According to legend, the original Jack was one Stingy Jack, a miserable old drunk who took pleasure in playing tricks on family and friends - in fact, on everyone including the Devil himself.
One day, he hoodwinked the Devil into climbing up an apple tree. Once the Devil was aloft, Stingy Jack set crosses round the trunk of the tree. Unable to touch a cross, the Devil was stuck in the tree until Stingy Jack made him promise him not to snatch his soul when he died. Once the devil had delivered the promise, Stingy Jack removed the crosses, and the Devil clambered down.
When eventually Jack died, he showed up at the pearly gates of Heaven. Saint Peter informed him that as a mean and cruel individual who had led such a sadistic, worthless life he would not be allowed to enter, so cast him down to Hell and the Devil. But the Devil kept his promise not to allow him to enter Hell, so Jack had nowhere to go. All he could do was wander forever in the dark Netherworld between Heaven and Hell. How, he whimpered at the Devil, could he find his way about as there was no light? The Devil tossed him an ember from the flames of Hell. Luckily, Jack had a turnip with him. (Indeed, it must be a challenge to know what best to pack when about to meet Saint Peter.) He hollowed it out and placed the ember inside. From that day forward, ‘Jack O'Lantern’ roamed the earth without a resting place, lighting his way as he went about.
Anyone who imagines the only American way to eat pumpkin is as the mushy excuse of a Thanksgiving pie, bland but for its inordinate quantities of ground cinnamon and sugar (I say this with the freedom of someone who’s borne reams of invective from American friends against the British mince pie), doesn’t know Ina Garten, the Barefoot Contessa. She’s an American TV chef not familiar on the UK side of the Atlantic, much to our loss, who does excellent things with pumpkin and squash - and pretty much everything else. This recipe is a variation of hers for butternut squash. But you can happily use pumpkin or other squash, so long as you pick a variety that remains firm in shape when cooked.
Serves 4
2 tablespoons olive oil
1 tablespoon pure maple syrup
salt and freshly ground black pepper
700g/1½ lbs squash (butternut is reliably form-keeping), peeled and diced into 3-4cm cubes
175ml/9 tablespoons UK apple juice or US apple cider
2 tablespoons cider vinegar
2 tablespoons shallots, finely minced
2 teaspoons Dijon mustard
120ml/1¼ tablespoons olive oil
115g/4 oz arugula/roquette or 4 large handfuls
60g/2 oz walnut halves, toasted
6 slices Parma Ham ripped into wide strips (optional)

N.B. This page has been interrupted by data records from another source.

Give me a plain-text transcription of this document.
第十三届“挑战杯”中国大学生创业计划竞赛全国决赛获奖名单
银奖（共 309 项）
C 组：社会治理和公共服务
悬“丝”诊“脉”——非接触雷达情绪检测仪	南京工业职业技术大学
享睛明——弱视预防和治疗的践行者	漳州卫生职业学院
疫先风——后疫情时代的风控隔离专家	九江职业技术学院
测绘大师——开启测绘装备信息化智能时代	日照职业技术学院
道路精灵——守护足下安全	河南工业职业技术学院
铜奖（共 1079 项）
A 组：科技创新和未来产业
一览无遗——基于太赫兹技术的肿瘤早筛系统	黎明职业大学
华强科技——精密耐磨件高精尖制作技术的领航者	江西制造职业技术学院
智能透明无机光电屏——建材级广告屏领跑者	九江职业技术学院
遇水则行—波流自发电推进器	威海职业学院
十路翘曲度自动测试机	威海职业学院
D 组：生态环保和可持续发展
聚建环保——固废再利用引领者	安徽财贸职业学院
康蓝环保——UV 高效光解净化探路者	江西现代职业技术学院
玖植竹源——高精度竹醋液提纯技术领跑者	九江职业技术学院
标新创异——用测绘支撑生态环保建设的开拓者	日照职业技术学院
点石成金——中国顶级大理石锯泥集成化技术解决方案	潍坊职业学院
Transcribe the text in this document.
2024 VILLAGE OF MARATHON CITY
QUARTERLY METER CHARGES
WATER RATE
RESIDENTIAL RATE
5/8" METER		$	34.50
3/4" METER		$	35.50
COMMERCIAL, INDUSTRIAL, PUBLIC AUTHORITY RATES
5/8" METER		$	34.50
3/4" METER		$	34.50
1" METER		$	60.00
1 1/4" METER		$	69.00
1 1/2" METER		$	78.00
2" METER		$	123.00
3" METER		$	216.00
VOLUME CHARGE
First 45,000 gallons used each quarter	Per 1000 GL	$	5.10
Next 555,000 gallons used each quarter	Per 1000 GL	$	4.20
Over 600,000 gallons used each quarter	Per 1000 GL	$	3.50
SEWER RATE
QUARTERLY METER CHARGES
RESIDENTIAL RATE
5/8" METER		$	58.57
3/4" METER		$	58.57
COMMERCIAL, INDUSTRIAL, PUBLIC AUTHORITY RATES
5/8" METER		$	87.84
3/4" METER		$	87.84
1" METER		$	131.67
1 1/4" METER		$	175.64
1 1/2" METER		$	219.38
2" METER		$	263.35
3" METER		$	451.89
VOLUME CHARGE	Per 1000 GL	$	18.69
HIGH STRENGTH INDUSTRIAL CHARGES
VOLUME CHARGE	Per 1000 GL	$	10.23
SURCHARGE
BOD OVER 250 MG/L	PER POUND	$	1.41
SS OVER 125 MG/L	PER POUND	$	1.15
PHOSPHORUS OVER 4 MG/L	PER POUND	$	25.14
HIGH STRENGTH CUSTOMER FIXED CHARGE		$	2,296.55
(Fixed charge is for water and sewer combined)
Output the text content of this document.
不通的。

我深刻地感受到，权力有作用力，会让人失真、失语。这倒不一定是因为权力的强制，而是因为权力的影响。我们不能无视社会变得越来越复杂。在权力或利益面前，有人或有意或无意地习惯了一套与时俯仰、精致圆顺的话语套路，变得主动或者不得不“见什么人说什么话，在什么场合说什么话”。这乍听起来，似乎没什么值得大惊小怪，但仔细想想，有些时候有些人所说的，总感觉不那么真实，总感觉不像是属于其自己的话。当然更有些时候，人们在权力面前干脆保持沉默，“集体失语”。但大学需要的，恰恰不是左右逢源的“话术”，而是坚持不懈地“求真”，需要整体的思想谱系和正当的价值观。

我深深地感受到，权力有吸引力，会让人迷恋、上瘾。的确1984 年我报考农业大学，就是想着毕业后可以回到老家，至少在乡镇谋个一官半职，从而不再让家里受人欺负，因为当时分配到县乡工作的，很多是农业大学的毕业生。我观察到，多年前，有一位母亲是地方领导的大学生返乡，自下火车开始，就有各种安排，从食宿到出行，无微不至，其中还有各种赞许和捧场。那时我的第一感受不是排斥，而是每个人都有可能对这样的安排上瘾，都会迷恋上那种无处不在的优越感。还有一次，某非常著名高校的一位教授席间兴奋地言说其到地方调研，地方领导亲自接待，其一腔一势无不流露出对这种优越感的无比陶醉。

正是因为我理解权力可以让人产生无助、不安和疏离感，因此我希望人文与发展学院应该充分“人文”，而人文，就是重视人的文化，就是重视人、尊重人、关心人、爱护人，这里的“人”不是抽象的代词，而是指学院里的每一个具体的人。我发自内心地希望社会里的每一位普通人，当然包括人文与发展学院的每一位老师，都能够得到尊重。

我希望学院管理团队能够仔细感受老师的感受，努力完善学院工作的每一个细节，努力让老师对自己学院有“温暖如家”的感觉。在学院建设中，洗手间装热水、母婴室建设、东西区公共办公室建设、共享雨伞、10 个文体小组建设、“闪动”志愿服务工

175g/6 ½ oz goats cheese (optional)
Preheat oven 200C/395F.
In a bowl, mix together 2 tablespoons olive oil and maple syrup. Season. Add the squash and toss thoroughly to coat. Place in a roasting pan and roast for 15-20 minutes or until tender, turning once.
Combine apple juice/cider, vinegar and shallots in a small non-reactive pan. Bring to a boil over medium-high heat. Cook for 6 to 8 minutes until liquid is reduced to 4-5 tablespoons. Off heat, whisk in mustard and olive oil. Season to taste.
Place arugula/roquette in a large salad bowl. Add walnuts and roasted squash. Spoon over the salad only enough vinaigrette to moisten and toss lightly. Tuck in ham here and there and roughly crumble over cheese if using either. Serve while still warm.